L'elezione del presidente della repubblica evidenzia la crisi dei partiti
Il segretario della Lega Matteo Salvini (da Fb).

Le sconfitte di Salvini, leader mai all’altezza, e di Conte, leader azzoppato

E i vuoti, in questa vicenda (o meglio, deriva) quirinalizia, hanno nomi e volti ben precisi. Quello di Matteo Salvini, interprete di un protagonismo goffo, mai all’altezza, la cui unica preoccupazione era intestarsi un ruolo, quello del kingmaker, di cui ha dato prova ancora una volta di non essere all’altezza. La caratura del capo della Lega non oltrepassa la soglia della propaganda, la fretta con cui si intesta soluzioni salvo a stretto giro smentirle è grottesca, la smania di apparire ingenuamente scoperta. O quello di Giuseppe Conte, che leader vuole essere senza che il suo partito unanimemente glielo riconosca. Del resto nella caotica dissoluzione di quello che è stato il primo partito italiano risulta quanto meno velleitario assurgere al ruolo di chi sintetizzando i conflitti tra le varie anime dei pentastellati aspira a guidarli. Conte ha di fronte un fondatore che di fatto, un po’ come accadde ad Alfano con Berlusconi, non gli riconosce il quid minando così alla base la sua azione. E una figura come Di Maio, molto più influente di lui nel controllo dei gruppi parlamentari, che non perde occasione di prenderne le distanze. La più recente e clamorosa viene dalla sconfessione di Elisabetta Belloni su cui l’ex premier era corso, subito dopo Salvini, a mettere il cappello.

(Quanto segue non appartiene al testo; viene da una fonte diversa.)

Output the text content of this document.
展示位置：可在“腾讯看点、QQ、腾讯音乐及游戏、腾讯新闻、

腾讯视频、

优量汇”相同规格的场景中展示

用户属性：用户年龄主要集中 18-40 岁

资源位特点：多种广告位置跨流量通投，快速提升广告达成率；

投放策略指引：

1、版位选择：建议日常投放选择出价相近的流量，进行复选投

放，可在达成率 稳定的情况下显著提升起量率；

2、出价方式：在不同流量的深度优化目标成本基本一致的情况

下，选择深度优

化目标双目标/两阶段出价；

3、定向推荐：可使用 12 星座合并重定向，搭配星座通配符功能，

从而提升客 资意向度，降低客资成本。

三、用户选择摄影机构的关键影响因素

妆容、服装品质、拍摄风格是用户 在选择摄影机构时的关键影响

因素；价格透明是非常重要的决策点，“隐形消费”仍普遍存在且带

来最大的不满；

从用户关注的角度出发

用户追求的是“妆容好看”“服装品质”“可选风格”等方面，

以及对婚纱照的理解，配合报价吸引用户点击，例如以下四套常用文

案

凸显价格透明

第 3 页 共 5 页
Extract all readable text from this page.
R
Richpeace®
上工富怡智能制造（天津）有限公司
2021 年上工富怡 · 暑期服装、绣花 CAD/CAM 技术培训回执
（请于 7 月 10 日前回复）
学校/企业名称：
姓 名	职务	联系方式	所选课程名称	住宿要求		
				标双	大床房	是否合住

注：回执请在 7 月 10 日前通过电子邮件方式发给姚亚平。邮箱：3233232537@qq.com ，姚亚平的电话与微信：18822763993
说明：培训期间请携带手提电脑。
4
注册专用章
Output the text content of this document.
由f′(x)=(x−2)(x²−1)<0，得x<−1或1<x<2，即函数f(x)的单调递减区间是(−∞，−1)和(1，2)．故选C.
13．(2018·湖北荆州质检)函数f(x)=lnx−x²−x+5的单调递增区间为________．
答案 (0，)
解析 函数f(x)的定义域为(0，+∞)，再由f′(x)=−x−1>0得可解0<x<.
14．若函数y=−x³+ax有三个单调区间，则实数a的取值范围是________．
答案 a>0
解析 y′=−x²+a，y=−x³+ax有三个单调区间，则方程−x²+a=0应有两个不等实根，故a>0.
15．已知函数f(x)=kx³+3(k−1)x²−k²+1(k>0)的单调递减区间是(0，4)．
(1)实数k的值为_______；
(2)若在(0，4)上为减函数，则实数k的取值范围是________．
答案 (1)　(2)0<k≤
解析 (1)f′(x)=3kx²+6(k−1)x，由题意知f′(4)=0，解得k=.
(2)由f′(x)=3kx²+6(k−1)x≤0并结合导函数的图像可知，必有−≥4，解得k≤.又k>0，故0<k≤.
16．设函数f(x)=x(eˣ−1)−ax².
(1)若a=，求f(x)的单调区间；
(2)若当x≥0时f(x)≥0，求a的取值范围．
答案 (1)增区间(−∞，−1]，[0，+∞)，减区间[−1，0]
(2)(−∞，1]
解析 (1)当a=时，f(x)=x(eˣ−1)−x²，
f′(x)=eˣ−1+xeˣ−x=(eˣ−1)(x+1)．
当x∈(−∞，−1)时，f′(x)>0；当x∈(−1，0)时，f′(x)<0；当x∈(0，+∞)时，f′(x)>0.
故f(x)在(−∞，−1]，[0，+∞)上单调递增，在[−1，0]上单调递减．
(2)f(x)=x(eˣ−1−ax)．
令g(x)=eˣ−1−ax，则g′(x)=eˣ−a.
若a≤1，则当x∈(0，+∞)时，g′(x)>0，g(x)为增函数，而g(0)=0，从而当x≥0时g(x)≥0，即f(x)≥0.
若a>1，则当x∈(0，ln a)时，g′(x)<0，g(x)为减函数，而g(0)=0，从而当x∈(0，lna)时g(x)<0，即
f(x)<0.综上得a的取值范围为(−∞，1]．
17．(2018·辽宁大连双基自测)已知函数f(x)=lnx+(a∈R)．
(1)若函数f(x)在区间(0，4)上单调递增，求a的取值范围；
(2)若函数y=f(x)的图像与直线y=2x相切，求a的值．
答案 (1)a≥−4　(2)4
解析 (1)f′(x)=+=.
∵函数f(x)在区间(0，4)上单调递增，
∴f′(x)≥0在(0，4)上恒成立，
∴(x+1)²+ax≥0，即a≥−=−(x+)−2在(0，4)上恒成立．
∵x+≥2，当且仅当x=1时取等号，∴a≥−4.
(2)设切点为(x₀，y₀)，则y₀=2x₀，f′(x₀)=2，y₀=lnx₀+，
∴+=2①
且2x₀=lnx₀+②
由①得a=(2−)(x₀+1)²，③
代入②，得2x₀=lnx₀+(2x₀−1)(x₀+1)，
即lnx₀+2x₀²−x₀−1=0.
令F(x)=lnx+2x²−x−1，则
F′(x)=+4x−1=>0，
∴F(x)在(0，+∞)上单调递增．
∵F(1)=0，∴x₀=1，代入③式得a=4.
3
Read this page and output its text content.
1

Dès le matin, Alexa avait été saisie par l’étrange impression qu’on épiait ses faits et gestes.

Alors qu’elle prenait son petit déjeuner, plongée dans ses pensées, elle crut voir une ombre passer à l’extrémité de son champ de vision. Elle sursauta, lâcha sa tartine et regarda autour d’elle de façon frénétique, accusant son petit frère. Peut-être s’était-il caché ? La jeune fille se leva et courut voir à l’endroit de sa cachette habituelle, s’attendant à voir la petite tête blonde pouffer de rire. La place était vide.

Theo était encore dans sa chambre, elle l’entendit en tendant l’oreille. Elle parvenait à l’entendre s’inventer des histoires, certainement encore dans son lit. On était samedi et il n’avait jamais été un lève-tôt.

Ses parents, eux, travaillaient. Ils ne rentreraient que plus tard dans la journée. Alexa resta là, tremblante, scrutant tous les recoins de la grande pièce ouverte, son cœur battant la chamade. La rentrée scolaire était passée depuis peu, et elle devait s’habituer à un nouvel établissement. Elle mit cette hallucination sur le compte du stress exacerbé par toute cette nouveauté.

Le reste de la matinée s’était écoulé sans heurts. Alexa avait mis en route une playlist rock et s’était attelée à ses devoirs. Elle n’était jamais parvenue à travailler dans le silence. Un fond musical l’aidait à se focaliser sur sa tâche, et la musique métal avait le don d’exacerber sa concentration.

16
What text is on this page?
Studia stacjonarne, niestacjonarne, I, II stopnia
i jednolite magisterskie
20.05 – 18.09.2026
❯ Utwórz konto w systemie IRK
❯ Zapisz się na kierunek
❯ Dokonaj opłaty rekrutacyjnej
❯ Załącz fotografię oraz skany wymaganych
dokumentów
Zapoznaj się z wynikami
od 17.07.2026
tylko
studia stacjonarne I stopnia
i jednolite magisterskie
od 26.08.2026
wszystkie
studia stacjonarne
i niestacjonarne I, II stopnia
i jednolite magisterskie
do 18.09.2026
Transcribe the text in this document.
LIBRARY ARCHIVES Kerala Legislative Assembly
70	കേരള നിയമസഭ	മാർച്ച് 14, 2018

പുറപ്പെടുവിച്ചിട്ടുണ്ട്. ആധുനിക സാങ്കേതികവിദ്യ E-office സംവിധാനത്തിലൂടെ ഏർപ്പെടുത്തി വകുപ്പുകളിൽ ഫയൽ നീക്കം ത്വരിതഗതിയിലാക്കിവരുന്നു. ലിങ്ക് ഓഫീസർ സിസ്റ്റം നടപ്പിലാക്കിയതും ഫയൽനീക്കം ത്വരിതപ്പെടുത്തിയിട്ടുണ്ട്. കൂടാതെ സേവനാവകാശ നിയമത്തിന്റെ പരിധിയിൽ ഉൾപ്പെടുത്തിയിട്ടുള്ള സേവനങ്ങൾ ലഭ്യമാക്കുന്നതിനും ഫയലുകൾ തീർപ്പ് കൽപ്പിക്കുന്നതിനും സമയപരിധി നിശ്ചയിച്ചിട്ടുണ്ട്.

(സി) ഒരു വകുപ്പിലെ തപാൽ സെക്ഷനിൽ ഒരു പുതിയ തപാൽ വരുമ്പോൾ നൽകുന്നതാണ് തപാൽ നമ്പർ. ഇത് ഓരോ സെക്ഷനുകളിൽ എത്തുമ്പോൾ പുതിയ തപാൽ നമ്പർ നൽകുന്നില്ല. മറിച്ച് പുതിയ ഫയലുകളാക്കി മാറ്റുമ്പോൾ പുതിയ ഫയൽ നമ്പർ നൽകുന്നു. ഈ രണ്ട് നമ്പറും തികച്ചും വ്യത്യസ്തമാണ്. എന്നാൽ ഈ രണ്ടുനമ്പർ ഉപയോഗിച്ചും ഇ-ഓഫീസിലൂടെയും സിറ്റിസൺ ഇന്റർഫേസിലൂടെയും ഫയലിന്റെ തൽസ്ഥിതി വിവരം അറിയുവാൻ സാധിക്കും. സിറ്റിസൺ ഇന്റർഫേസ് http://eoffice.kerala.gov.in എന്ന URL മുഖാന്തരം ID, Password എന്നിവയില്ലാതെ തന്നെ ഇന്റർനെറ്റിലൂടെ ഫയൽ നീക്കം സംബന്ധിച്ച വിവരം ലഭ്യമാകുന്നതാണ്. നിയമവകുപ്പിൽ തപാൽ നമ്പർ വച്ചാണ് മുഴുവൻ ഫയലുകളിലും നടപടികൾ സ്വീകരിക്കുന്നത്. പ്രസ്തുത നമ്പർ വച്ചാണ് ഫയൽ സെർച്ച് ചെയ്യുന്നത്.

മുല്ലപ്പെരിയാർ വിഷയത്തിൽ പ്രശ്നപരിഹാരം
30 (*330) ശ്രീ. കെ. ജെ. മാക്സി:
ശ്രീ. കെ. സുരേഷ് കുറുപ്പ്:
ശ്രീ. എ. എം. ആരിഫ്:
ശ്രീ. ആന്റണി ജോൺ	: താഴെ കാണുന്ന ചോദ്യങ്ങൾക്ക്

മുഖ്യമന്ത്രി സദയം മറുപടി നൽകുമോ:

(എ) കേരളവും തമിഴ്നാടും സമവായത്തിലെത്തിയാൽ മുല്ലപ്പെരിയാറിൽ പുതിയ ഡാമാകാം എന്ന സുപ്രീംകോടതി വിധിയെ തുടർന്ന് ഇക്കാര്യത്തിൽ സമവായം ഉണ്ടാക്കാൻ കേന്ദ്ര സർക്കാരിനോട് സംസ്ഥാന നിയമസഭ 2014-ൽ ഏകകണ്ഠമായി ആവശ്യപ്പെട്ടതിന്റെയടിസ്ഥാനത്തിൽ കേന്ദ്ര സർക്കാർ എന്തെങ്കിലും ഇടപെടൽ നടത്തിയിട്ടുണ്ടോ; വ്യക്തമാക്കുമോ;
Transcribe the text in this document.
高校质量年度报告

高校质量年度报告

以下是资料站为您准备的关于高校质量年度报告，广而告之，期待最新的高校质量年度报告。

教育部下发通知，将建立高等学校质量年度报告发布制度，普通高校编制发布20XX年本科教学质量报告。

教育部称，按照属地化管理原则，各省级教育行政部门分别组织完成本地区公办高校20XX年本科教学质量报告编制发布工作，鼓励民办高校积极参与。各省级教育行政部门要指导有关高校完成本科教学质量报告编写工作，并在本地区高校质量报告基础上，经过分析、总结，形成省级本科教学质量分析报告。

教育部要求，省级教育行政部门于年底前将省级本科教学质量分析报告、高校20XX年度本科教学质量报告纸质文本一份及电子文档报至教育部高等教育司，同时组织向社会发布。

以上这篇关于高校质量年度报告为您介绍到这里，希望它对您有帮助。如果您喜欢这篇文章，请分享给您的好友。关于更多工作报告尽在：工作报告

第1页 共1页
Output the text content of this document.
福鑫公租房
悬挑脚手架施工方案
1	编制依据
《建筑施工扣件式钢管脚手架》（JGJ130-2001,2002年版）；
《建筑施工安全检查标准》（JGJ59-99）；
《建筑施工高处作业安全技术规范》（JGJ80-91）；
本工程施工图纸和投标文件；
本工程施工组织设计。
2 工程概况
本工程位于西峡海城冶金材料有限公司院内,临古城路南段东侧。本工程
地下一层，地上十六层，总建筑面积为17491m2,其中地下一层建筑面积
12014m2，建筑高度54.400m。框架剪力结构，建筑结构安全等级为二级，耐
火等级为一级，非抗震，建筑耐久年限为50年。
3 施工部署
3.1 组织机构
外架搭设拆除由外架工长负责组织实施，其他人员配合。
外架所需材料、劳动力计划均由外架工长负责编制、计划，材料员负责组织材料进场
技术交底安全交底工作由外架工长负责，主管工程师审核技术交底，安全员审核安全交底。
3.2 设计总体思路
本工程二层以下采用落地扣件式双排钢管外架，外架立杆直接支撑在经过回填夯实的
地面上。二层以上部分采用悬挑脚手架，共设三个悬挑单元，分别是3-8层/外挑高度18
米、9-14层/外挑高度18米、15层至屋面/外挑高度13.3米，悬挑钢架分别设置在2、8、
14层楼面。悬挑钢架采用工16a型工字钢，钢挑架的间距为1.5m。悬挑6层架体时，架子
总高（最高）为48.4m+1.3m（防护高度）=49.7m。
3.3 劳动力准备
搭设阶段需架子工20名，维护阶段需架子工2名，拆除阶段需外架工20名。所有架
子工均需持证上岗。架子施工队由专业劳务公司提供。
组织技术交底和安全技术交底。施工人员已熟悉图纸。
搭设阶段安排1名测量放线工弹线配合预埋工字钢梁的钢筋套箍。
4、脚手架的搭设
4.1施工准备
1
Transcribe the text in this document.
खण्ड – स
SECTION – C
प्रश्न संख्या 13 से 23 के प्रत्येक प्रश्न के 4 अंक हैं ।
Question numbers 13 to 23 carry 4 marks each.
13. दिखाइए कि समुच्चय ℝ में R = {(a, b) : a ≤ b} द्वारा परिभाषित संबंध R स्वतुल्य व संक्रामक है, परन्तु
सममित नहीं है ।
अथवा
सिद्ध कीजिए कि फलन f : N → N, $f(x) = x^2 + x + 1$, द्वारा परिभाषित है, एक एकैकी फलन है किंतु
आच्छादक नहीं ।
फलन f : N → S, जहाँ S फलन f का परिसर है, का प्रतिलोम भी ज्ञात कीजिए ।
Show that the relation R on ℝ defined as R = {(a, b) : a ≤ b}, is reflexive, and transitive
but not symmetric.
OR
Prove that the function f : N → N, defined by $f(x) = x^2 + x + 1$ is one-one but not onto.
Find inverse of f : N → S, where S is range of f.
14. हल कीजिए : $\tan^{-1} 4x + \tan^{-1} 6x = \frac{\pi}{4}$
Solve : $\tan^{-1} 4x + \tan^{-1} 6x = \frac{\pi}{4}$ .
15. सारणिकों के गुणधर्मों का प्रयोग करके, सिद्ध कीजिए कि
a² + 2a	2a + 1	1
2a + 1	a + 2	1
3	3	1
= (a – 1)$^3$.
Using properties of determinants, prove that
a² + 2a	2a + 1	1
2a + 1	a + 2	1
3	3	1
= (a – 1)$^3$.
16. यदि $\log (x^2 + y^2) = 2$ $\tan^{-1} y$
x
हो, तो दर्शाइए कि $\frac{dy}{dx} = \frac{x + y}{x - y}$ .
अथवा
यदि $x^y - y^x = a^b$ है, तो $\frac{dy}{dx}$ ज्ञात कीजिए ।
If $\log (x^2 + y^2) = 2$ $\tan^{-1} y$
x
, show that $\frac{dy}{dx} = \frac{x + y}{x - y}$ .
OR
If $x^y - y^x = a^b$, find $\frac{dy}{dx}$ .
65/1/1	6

Enrico Letta, segretario del Pd (Getty Images).

Il Pd di Letta resta il partito del ‘ma anche’

E non va meglio nemmeno a sinistra, dove Enrico Letta ha costantemente giocato una battaglia attendista, che se gli ha evitato i clamorosi e reiterati infortuni di Salvini, ha messo in luce la sempiterna incertezza di un partito che montalianamente si connota per quel che non è e quel che non vuole, con questo rinunciando a prendere qualsivoglia iniziativa in attesa di vedere quello che fanno gli altri. Il Pd sin dall’inizio della partita per il Colle si è guardato bene dall’ indicare con convinzione un nome, e su quello costruire la sua battaglia identitaria. Il Pd resta il partito del ‘ma anche’, e Letta un segretario che non sembra avere molta voglia di discostarsi da questa linea al ribasso. L’affannosa e patetica corsa dei succitati capi partito a intestarsi la soluzione Mattarella “per il bene del Paese”, che fino alla sera prima avevano escluso annunciando con sicumera l’elezione di un presidente donna e ancora prima di altre soluzioni lontanissime da quelle cui si è infine approdati, è solo l’ennesima rappresentazione farsesca e parodica di chi camaleontescamente si accoda all’umore del momento.